In nearly every reference on the classical springer correspondence (for example Chriss/Ginzburg's book on Complex Geometry) it is stated that the action of the Weyl Group on the homology of the springer fiber is not induced by an action of the Weyl group on the fiber itself. But I couldn't find any reference or general statement that would make this precise (and I'm just learning about geometric representation theory so I don't have any good intuition/working knowledge).

For concreteness (and I think this should be a simpler case), consider the springer fiber over zero -- then $\mathcal{B}_0 = \mathcal{B} = G/B$ is the flag varitey (where $B$ is a Borel subalgebra). Now there *is* an action of the Weyl group $W$ on the quotient $G/T$ (where $T\subseteq B$ is a maximal torus, which allows to write $W = N_G(T)/T$). Now in Yun's notes, (1.5.4), he writes that the map $G/T\to G/B$ is an "affine space bundle", that this implies that the their homologies are isomorphic and that under this isomorphism, the action of $W$ on $H(G/T)$ gives the springer action of $W$ on $H(\mathcal{B})$ (I couldn't find a reference for that though). But I don't see why there should be no way to use this projection to define an action of $W$ on $\mathcal{B}$.
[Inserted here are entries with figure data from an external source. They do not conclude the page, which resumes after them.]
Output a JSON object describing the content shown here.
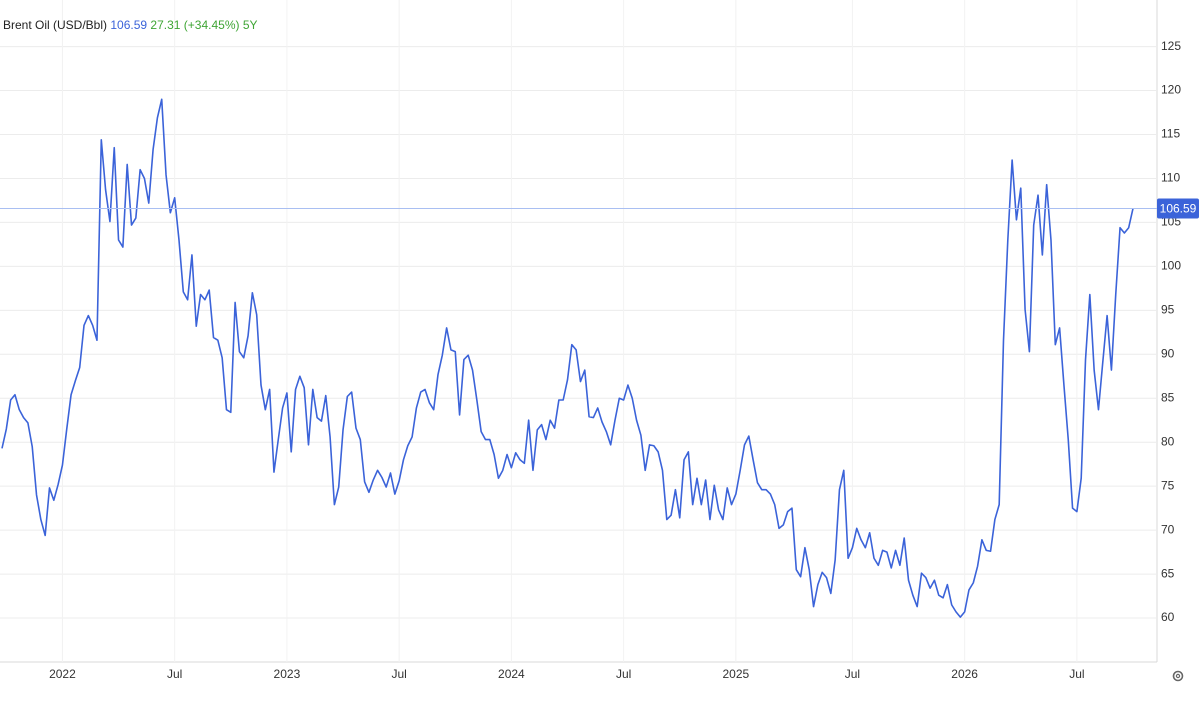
{
  "header": {
    "title": "Brent Oil (USD/Bbl)",
    "change": 27.31,
    "change_label": "(+34.45%)",
    "period": "5Y"
  },
  "chart_data": {
    "type": "line",
    "categories": [
      null,
      null,
      null,
      null,
      null,
      null,
      null,
      null,
      null,
      null,
      null,
      null,
      null,
      null,
      "2022",
      null,
      null,
      null,
      null,
      null,
      null,
      null,
      null,
      null,
      null,
      null,
      null,
      null,
      null,
      null,
      null,
      null,
      null,
      null,
      null,
      null,
      null,
      null,
      null,
      null,
      "Jul",
      null,
      null,
      null,
      null,
      null,
      null,
      null,
      null,
      null,
      null,
      null,
      null,
      null,
      null,
      null,
      null,
      null,
      null,
      null,
      null,
      null,
      null,
      null,
      null,
      null,
      "2023",
      null,
      null,
      null,
      null,
      null,
      null,
      null,
      null,
      null,
      null,
      null,
      null,
      null,
      null,
      null,
      null,
      null,
      null,
      null,
      null,
      null,
      null,
      null,
      null,
      null,
      "Jul",
      null,
      null,
      null,
      null,
      null,
      null,
      null,
      null,
      null,
      null,
      null,
      null,
      null,
      null,
      null,
      null,
      null,
      null,
      null,
      null,
      null,
      null,
      null,
      null,
      null,
      "2024",
      null,
      null,
      null,
      null,
      null,
      null,
      null,
      null,
      null,
      null,
      null,
      null,
      null,
      null,
      null,
      null,
      null,
      null,
      null,
      null,
      null,
      null,
      null,
      null,
      null,
      "Jul",
      null,
      null,
      null,
      null,
      null,
      null,
      null,
      null,
      null,
      null,
      null,
      null,
      null,
      null,
      null,
      null,
      null,
      null,
      null,
      null,
      null,
      null,
      null,
      null,
      null,
      "2025",
      null,
      null,
      null,
      null,
      null,
      null,
      null,
      null,
      null,
      null,
      null,
      null,
      null,
      null,
      null,
      null,
      null,
      null,
      null,
      null,
      null,
      null,
      null,
      null,
      null,
      null,
      "Jul",
      null,
      null,
      null,
      null,
      null,
      null,
      null,
      null,
      null,
      null,
      null,
      null,
      null,
      null,
      null,
      null,
      null,
      null,
      null,
      null,
      null,
      null,
      null,
      null,
      null,
      "2026",
      null,
      null,
      null,
      null,
      null,
      null,
      null,
      null,
      null,
      null,
      null,
      null,
      null,
      null,
      null,
      null,
      null,
      null,
      null,
      null,
      null,
      null,
      null,
      null,
      null,
      "Jul",
      null,
      null,
      null,
      null,
      null,
      null,
      null,
      null,
      null,
      null,
      null,
      null,
      null
    ],
    "series": [
      {
        "name": "Brent Oil (USD/Bbl)",
        "color": "#3b63d9",
        "values": [
          79.3,
          81.5,
          84.8,
          85.4,
          83.7,
          82.8,
          82.2,
          79.5,
          74,
          71.2,
          69.4,
          74.8,
          73.4,
          75.2,
          77.4,
          81.5,
          85.4,
          87,
          88.5,
          93.3,
          94.4,
          93.3,
          91.6,
          114.4,
          108.7,
          105.1,
          113.5,
          103,
          102.2,
          111.6,
          104.7,
          105.5,
          111,
          110,
          107.2,
          113.3,
          116.9,
          119,
          110.4,
          106.1,
          107.8,
          103,
          97.1,
          96.2,
          101.3,
          93.2,
          96.8,
          96.2,
          97.3,
          91.9,
          91.6,
          89.6,
          83.7,
          83.4,
          95.9,
          90.3,
          89.6,
          92.1,
          97,
          94.5,
          86.5,
          83.7,
          86,
          76.6,
          80.3,
          83.9,
          85.6,
          78.9,
          86,
          87.5,
          86.2,
          79.7,
          86,
          82.8,
          82.4,
          85.3,
          80.6,
          72.9,
          74.9,
          81.4,
          85.2,
          85.7,
          81.6,
          80.3,
          75.5,
          74.3,
          75.7,
          76.8,
          76,
          74.9,
          76.5,
          74.1,
          75.6,
          78,
          79.6,
          80.6,
          83.9,
          85.7,
          86,
          84.5,
          83.7,
          87.7,
          89.9,
          93,
          90.5,
          90.3,
          83.1,
          89.4,
          89.9,
          88.2,
          84.8,
          81.2,
          80.3,
          80.3,
          78.6,
          75.9,
          76.8,
          78.6,
          77.1,
          78.8,
          78,
          77.6,
          82.5,
          76.8,
          81.4,
          82,
          80.3,
          82.5,
          81.6,
          84.8,
          84.8,
          87.1,
          91.1,
          90.5,
          86.9,
          88.2,
          82.9,
          82.8,
          83.9,
          82.3,
          81.2,
          79.7,
          82.5,
          85,
          84.8,
          86.5,
          85,
          82.5,
          80.8,
          76.8,
          79.7,
          79.6,
          78.9,
          76.8,
          71.2,
          71.7,
          74.6,
          71.4,
          78,
          78.9,
          72.9,
          75.9,
          72.9,
          75.7,
          71.2,
          75.1,
          72.3,
          71.2,
          74.8,
          72.9,
          74.1,
          76.8,
          79.7,
          80.7,
          78,
          75.4,
          74.6,
          74.6,
          74.1,
          72.9,
          70.2,
          70.6,
          72.1,
          72.5,
          65.5,
          64.7,
          68,
          65.5,
          61.3,
          63.8,
          65.2,
          64.6,
          62.8,
          66.6,
          74.6,
          76.8,
          66.8,
          68,
          70.2,
          68.9,
          68,
          69.7,
          66.8,
          66,
          67.7,
          67.5,
          65.7,
          67.7,
          66,
          69.1,
          64.3,
          62.6,
          61.3,
          65.1,
          64.6,
          63.4,
          64.3,
          62.6,
          62.3,
          63.8,
          61.5,
          60.7,
          60.1,
          60.7,
          63.2,
          64,
          65.9,
          68.9,
          67.7,
          67.6,
          71.2,
          72.9,
          91.6,
          103,
          112.1,
          105.3,
          108.9,
          95.1,
          90.3,
          104.7,
          108.1,
          101.3,
          109.3,
          103,
          91.1,
          93,
          86.5,
          80.3,
          72.5,
          72.1,
          75.9,
          89.4,
          96.8,
          88.2,
          83.7,
          89.1,
          94.4,
          88.2,
          96.8,
          104.4,
          103.8,
          104.4,
          106.59
        ]
      }
    ],
    "ylim": [
      55,
      130.3
    ],
    "yticks": [
      60,
      65,
      70,
      75,
      80,
      85,
      90,
      95,
      100,
      105,
      110,
      115,
      120,
      125
    ],
    "grid": true
  }
}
Also, in "Schubert cells and cohomology of the spaces $G/P$" (1973), Bernstein Gelfand and Gelfand construct in chapter 5 a correspondence that gives rise to the springer action. I was hoping that this very explicit construction in the paper would shed some more light on what's going on, but I haven't been able to do that myself.

Any help, and also references, are really appreciated.